Sur le bien-fondé du licenciement et l’indemnité afférente :
En l’espèce, M. [C] soutient que son licenciement est dépourvu de cause réelle et sérieuse aux motifs que son inaptitude résulte d’un manquement de l’employeur à son obligation de sécurité.
Toutefois, ainsi qu’il est dit ci-dessus, aucun manquement de la société CEOBUS à l’obligation de sécurité ne ressort des débats.
Il y a donc lieu de confirmer le jugement attaqué en ce qu’il dit que le licenciement de M. [C] est fondé sur une cause réelle et sérieuse et le déboute de sa demande d’indemnité à ce titre.
Sur l’indemnité compensatrice de préavis et les congés payés afférents :
Ainsi qu’il est dit ci-dessus, le licenciement pour inaptitude de M. [C] est valide et fondé sur une cause réelle et sérieuse.
Il y a donc lieu de confirmer le débouté de la demande d’indemnité compensatrice de préavis et de congés payés afférents.
Sur les dommages-intérêts pour conditions vexatoires du licenciement :
En l’espèce, M. [C] se plaint à ce titre de ce que le volet n°1 de ses arrêts de travail a été transmis intentionnellement et dans le but de l’humilier aux représentants du personnel aux fins d’émettre leur avis sur son reclassement et réclame l’allocation de dommages-intérêts.
Toutefois, aucune pièce ne démontre l’existence d’une faute de l’employeur sur ce point.
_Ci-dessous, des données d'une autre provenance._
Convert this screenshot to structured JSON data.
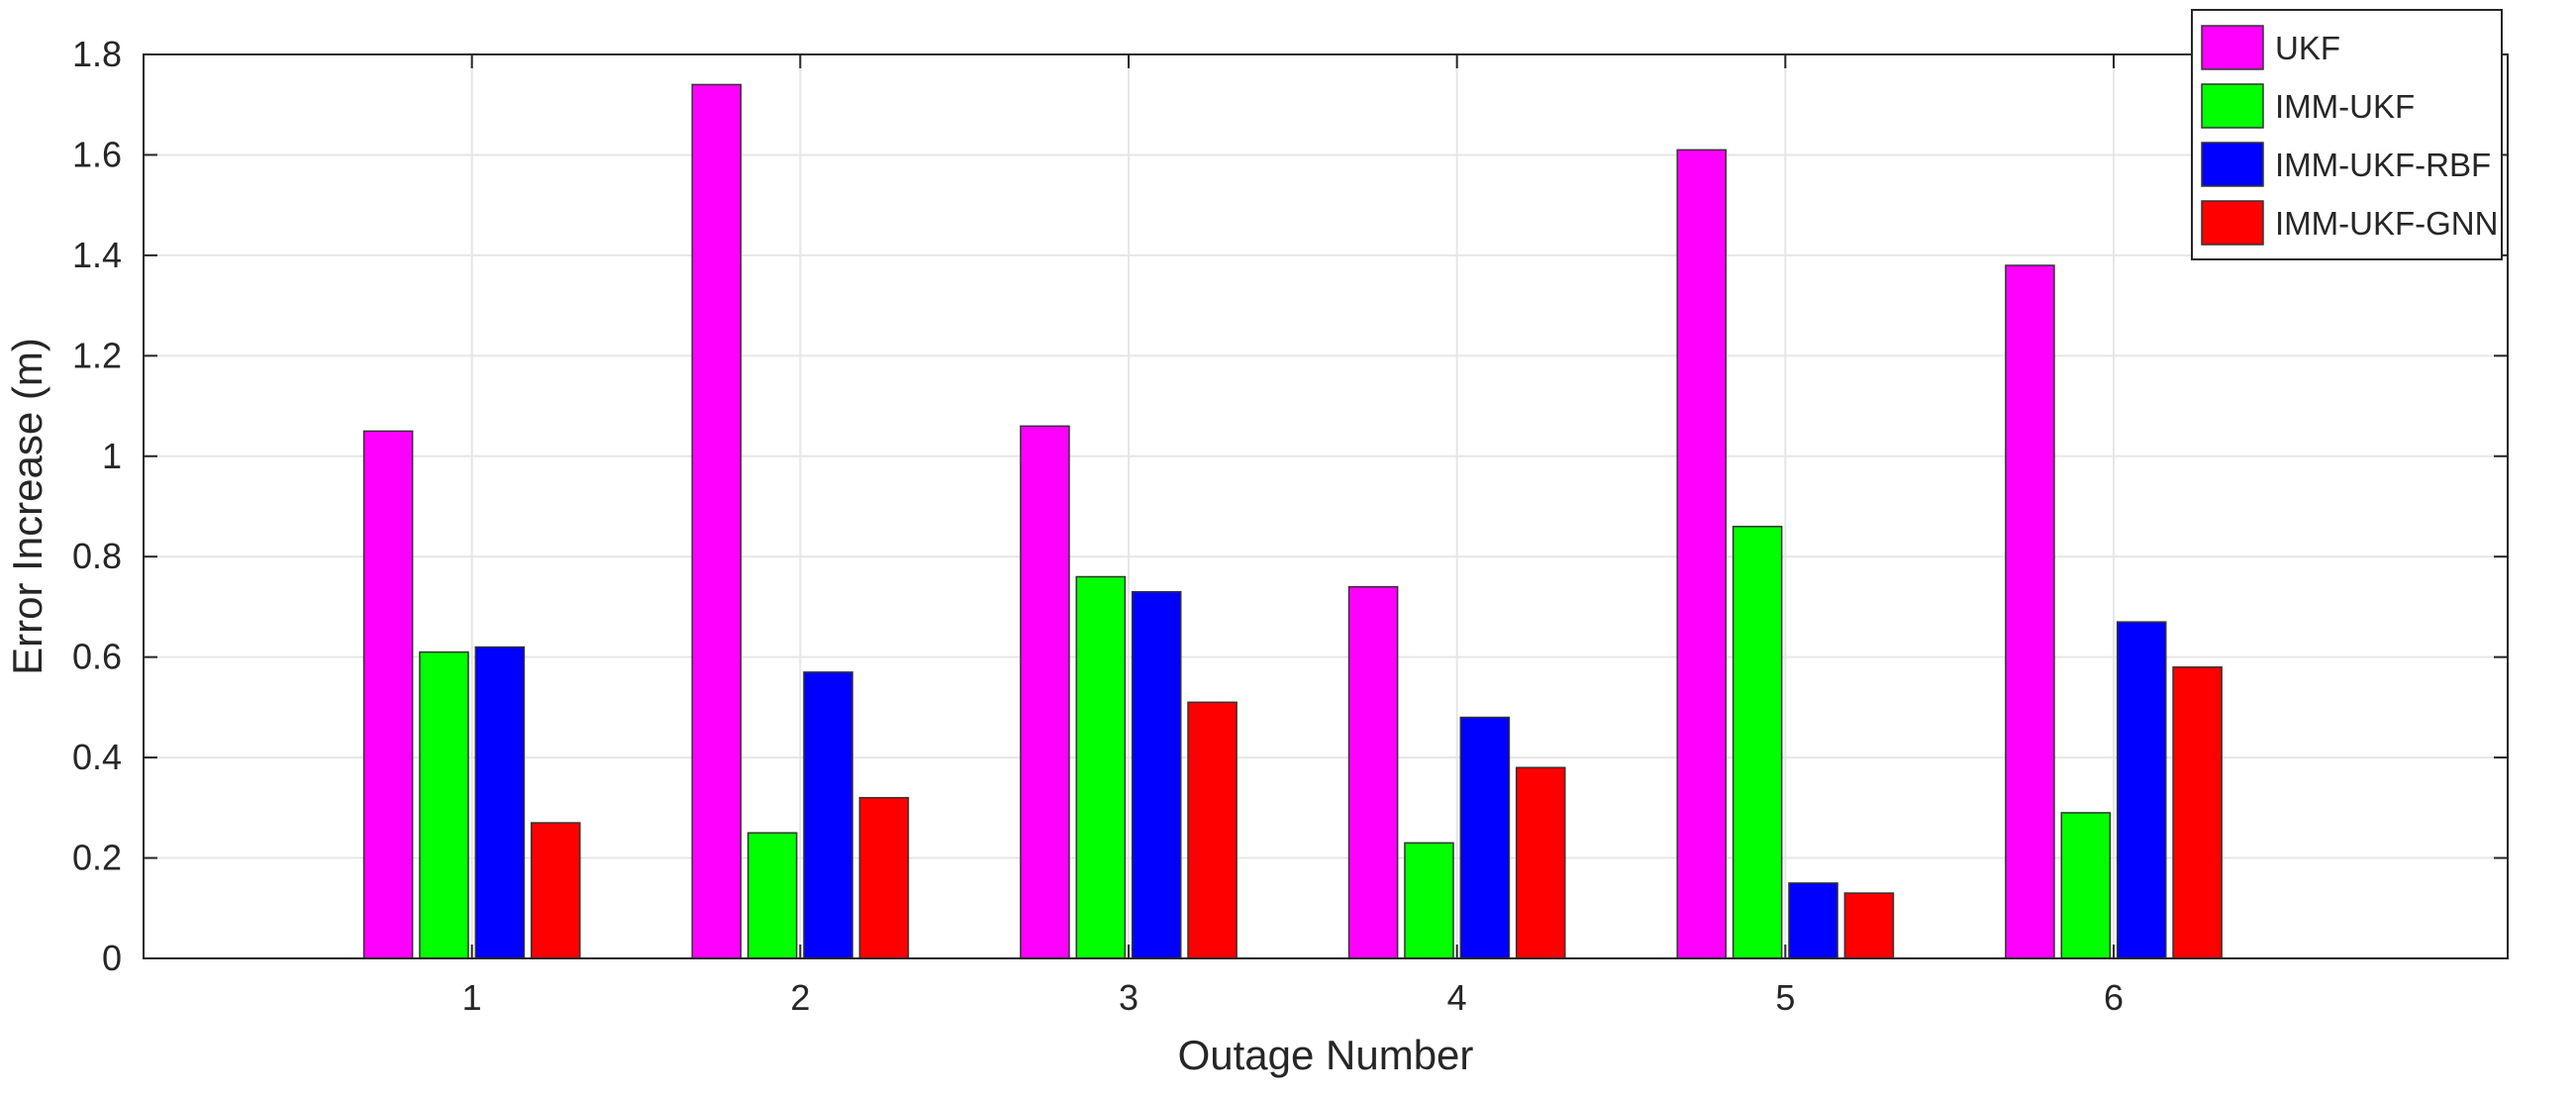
{
  "chart_data": {
    "type": "bar",
    "title": "",
    "xlabel": "Outage Number",
    "ylabel": "Error Increase (m)",
    "categories": [
      "1",
      "2",
      "3",
      "4",
      "5",
      "6"
    ],
    "xlim": [
      0,
      7.2
    ],
    "ylim": [
      0,
      1.8
    ],
    "yticks": [
      0,
      0.2,
      0.4,
      0.6,
      0.8,
      1,
      1.2,
      1.4,
      1.6,
      1.8
    ],
    "ytick_labels": [
      "0",
      "0.2",
      "0.4",
      "0.6",
      "0.8",
      "1",
      "1.2",
      "1.4",
      "1.6",
      "1.8"
    ],
    "grid": true,
    "legend_position": "top-right",
    "series": [
      {
        "name": "UKF",
        "color": "#ff00ff",
        "values": [
          1.05,
          1.74,
          1.06,
          0.74,
          1.61,
          1.38
        ]
      },
      {
        "name": "IMM-UKF",
        "color": "#00ff00",
        "values": [
          0.61,
          0.25,
          0.76,
          0.23,
          0.86,
          0.29
        ]
      },
      {
        "name": "IMM-UKF-RBF",
        "color": "#0000ff",
        "values": [
          0.62,
          0.57,
          0.73,
          0.48,
          0.15,
          0.67
        ]
      },
      {
        "name": "IMM-UKF-GNN",
        "color": "#ff0000",
        "values": [
          0.27,
          0.32,
          0.51,
          0.38,
          0.13,
          0.58
        ]
      }
    ]
  }
}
De plus, et en tout état de cause, M. [C] ne justifie d’aucun préjudice à ce titre.
Il y a donc lieu de confirmer le débouté de cette demande.
Sur les intérêts légaux et l’anatocisme :
Eu égard à la solution du litige, il y a lieu de confirmer le débouté de ces demandes.
Sur l’article 700 du code de procédure civile et les dépens :
Eu égard à la solution du litige, il y a lieu d’infirmer le jugement entrepris en ce qu’il statue sur ces deux points.
M. [C], qui succombe en première instance et en appel, sera condamné à payer à la société CEOBUS une somme de 500 euros au titre de l’article 700 du code de procédure civile pour la procédure suivie en première instance et en appel ainsi qu’aux dépens de première instance et d’appel.
PAR CES MOTIFS :
La cour, statuant par arrêt contradictoire,
Confirme le jugement attaqué, sauf en ce qu’il statue sur l’application de l’article 700 du code de procédure civile et les dépens,
Statuant à nouveau sur les chefs infirmés et y ajoutant,
Condamne M. [M] [C] à payer à la société CEOBUS une somme de 500 euros au titre de l’article 700 du code de procédure civile pour la procédure suivie en première instance et en appel,
Déboute les parties du surplus de leurs demandes,
Condamne M. [M] [C] aux dépens de première instance et d’appel.
Prononcé publiquement par mise à disposition de l’arrêt au greffe de la cour, les parties en ayant été préalablement avisées dans les conditions prévues au deuxième alinéa de l’article 450 du code de procédure civile.
Signé par Monsieur Thierry CABALE, Président et par Madame Caroline CASTRO FEITOSA Greffière, auquel la minute de la décision a été remise par le magistrat signataire.